I had it on my list when I recently visited Paris but didn’t quite make it, so when a friend was visiting London from Paris I suggested we go here to satiate my curiosity of this culinary brand.
We kicked things off with a lovely refreshing but expensive grapefruit cocktail (£14).
The menu is split into 4 sections: bites | starters | small plates | larger plates. We had a gorgeous little bite in the form of crab on a sort of seaweed cracker.
Next up was squid ink ravioli with the smoothest potato purée sitting on lobster bisque which had quite a thick consistency that I wasn’t expecting but was really flavoursome; this dish had a sprinkling of pearl barley which gave it a delicious crunch.

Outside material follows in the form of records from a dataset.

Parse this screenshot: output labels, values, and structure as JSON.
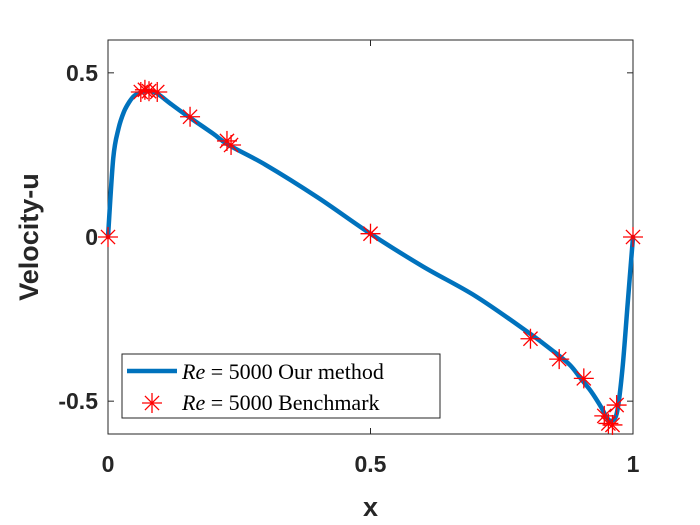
{
  "chart_data": {
    "type": "line",
    "title": "",
    "xlabel": "x",
    "ylabel": "Velocity-u",
    "xlim": [
      0,
      1
    ],
    "ylim": [
      -0.6,
      0.6
    ],
    "xticks": [
      0,
      0.5,
      1
    ],
    "yticks": [
      -0.5,
      0,
      0.5
    ],
    "xtick_labels": [
      "0",
      "0.5",
      "1"
    ],
    "ytick_labels": [
      "-0.5",
      "0",
      "0.5"
    ],
    "grid": false,
    "legend_position": "bottom-left",
    "colors": {
      "line": "#0072bd",
      "markers": "#ff0000",
      "axes": "#262626"
    },
    "series": [
      {
        "name": "Re = 5000 Our method",
        "legend_italic": "Re",
        "legend_rest": " = 5000 Our method",
        "style": "line",
        "x": [
          0,
          0.01,
          0.02,
          0.03,
          0.04,
          0.05,
          0.0625,
          0.075,
          0.09,
          0.1,
          0.12,
          0.15,
          0.2,
          0.23,
          0.3,
          0.4,
          0.5,
          0.6,
          0.7,
          0.8,
          0.85,
          0.88,
          0.9,
          0.92,
          0.94,
          0.95,
          0.96,
          0.97,
          0.98,
          0.99,
          1
        ],
        "y": [
          0,
          0.24,
          0.33,
          0.38,
          0.41,
          0.43,
          0.44,
          0.445,
          0.44,
          0.43,
          0.405,
          0.37,
          0.315,
          0.28,
          0.22,
          0.12,
          0.01,
          -0.09,
          -0.18,
          -0.29,
          -0.35,
          -0.39,
          -0.43,
          -0.47,
          -0.52,
          -0.55,
          -0.56,
          -0.53,
          -0.4,
          -0.2,
          0
        ]
      },
      {
        "name": "Re = 5000 Benchmark",
        "legend_italic": "Re",
        "legend_rest": " = 5000 Benchmark",
        "style": "markers",
        "marker": "asterisk",
        "x": [
          0,
          0.0625,
          0.0703,
          0.0781,
          0.0938,
          0.1563,
          0.2266,
          0.2344,
          0.5,
          0.8047,
          0.8594,
          0.9063,
          0.9453,
          0.9531,
          0.9609,
          0.9688,
          1
        ],
        "y": [
          0,
          0.4416,
          0.4483,
          0.4441,
          0.4417,
          0.3662,
          0.2926,
          0.2803,
          0.0101,
          -0.3098,
          -0.3719,
          -0.4306,
          -0.5447,
          -0.5679,
          -0.5724,
          -0.5118,
          0
        ]
      }
    ]
  }
}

Then came two larger plates: duck and turbot. Anyone who knows me well knows I have a slightly unhealthy obsession with this bird – I’m more of a duck leg kind of gal but I can mos def get down with some breast – the breast in question was tender and sweet with a peppery kick that came from green harrisa – the chickpeas and charred green beans on the side were infused with sweetness from the thick sauce on the plate.
The turbot was equally delicious, cooked well (the skin was a bit rubbery but I didn’t begrudge that) with a bit of sweetness coming in via the kumquat balanced with citrusy lemon verbena. The potato and veg were also perfectly cooked.
Last up was dessert and my friend ordered the chocolate one which had a sprinkling of bacon – I don’t eat pork, so I scooped a bit around it and it was pretty yummy.
I opted for a beautiful peach and pecan tart with tonka bean ice cream -rich buttery pastry that had me at hello.
My only gripe at the time is that the food felt a bit tepid but I do like my food hot hot hot, so perhaps it’s just me…
I went back a few weeks later with my favourite cali gal…
and there was a slightly different menu. The food was good but I didn’t come out feeling as excited about Frenchie the first time I went and I’m not really sure why. I think it may have been a combo of one of the dishes not been to my liking at all, being very aware of the bright lights and the fact that we were seated at the corner of the bar which made us feel somewhat out of the action. Also, when the price point is not so low, you become less forgiving about details like this. However, I must say, the service was charming even if a little slow.
Here is the Smoked Arctic Char Tartare, Chive & Kalamata Bergamot dish that I had – super fresh and zesty
I can’t remember what fish this was but I wasn’t at all excited about its side hustle, a medley of yellow tomatoes, raspberries and some herbs – this just tipped too far on the sweet end of the scale for me. Being summer, I understand why they’d put out a dish like this but I just wasn’t into it.
This beef dish was cooked well, enriched with a bit of parmesan and made even more decadent with the cured egg; I also really enjoyed the chargrilled broccoli and mushrooms.
Despite not enjoying Frenchie as much as I did on my first visit, I would deffo recommend it as a good dining option in London.
Mixed crowd – generally tends to be a slightly older cultured looking crowd. Quite a number of couples. Lots of patriots too in the form of Frenchies (on both occasions I visited)
5 plates between 2 people + cocktails and wine will set you back about £65
THE TAKE OUT
Good modern French fare in a contemporary setting. A little on the pricey side. I would definitely revisit but not sure this will be a regular for me.